Find the kth largest element in an unsorted array without fully sorting it.
Maintain a min-heap of size k. Stream every element through: push it onto the heap, then if the heap exceeds size k, pop the minimum. After processing all elements, the heap's minimum is the kth largest — it is the smallest among the top-k values seen so far.
How to think about it
Recognise the pattern
The signal is “kth largest / kth smallest / top-k elements” without needing a full sort. A min-heap of fixed size k is the canonical tool: it always evicts the smallest element seen so far, so after processing the whole array it holds exactly the k largest values, and its root is the kth largest. For streaming data or large arrays where sorting is expensive, this is O(n log k) — much better than O(n log n).

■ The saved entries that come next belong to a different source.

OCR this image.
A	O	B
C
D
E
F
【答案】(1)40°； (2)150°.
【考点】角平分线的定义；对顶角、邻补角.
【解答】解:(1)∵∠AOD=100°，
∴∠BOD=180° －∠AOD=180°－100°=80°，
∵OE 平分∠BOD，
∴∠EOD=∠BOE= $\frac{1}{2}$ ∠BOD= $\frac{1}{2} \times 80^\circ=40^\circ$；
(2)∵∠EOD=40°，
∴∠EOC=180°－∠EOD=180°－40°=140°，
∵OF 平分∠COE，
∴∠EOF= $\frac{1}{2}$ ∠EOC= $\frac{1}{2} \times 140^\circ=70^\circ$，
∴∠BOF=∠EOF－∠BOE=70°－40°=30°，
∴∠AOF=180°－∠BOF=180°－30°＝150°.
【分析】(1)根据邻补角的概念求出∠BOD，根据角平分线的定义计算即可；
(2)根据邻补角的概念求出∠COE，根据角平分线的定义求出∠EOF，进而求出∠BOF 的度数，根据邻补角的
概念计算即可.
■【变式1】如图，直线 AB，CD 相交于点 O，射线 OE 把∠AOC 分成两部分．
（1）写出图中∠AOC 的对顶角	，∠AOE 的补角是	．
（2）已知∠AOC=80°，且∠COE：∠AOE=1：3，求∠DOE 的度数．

Build the approach step by step
Brute force: sort descending, return index k-1. O(n log n) time, O(1) extra space. Simple but overkill.
Quickselect: O(n) average, O(n²) worst case — great in practice but tricky to implement correctly under interview pressure.
Min-heap of size k: easy to code, guarantees O(n log k):
- Push each element onto the heap.
- If
len(heap) > k, pop the minimum (this element is not in the top-k). - After the loop,
heap[0]is the answer.
Walk through nums=[3,2,1,5,6,4], k=2:
push 3 -> [3]
push 2 -> [2,3] size==k, stop popping
push 1 -> [1,2,3] -> pop 1 -> [2,3]
push 5 -> [2,3,5] -> pop 2 -> [3,5]
push 6 -> [3,5,6] -> pop 3 -> [5,6]
push 4 -> [4,5,6] -> pop 4 -> [5,6]
heap[0] = 5 -> 2nd largest ✓Complexity
- Time — O(n log k): each of the n elements does at most one push and one pop on a heap of size k. Each heap operation is O(log k).
- Space — O(k): the heap holds at most k+1 elements at any moment.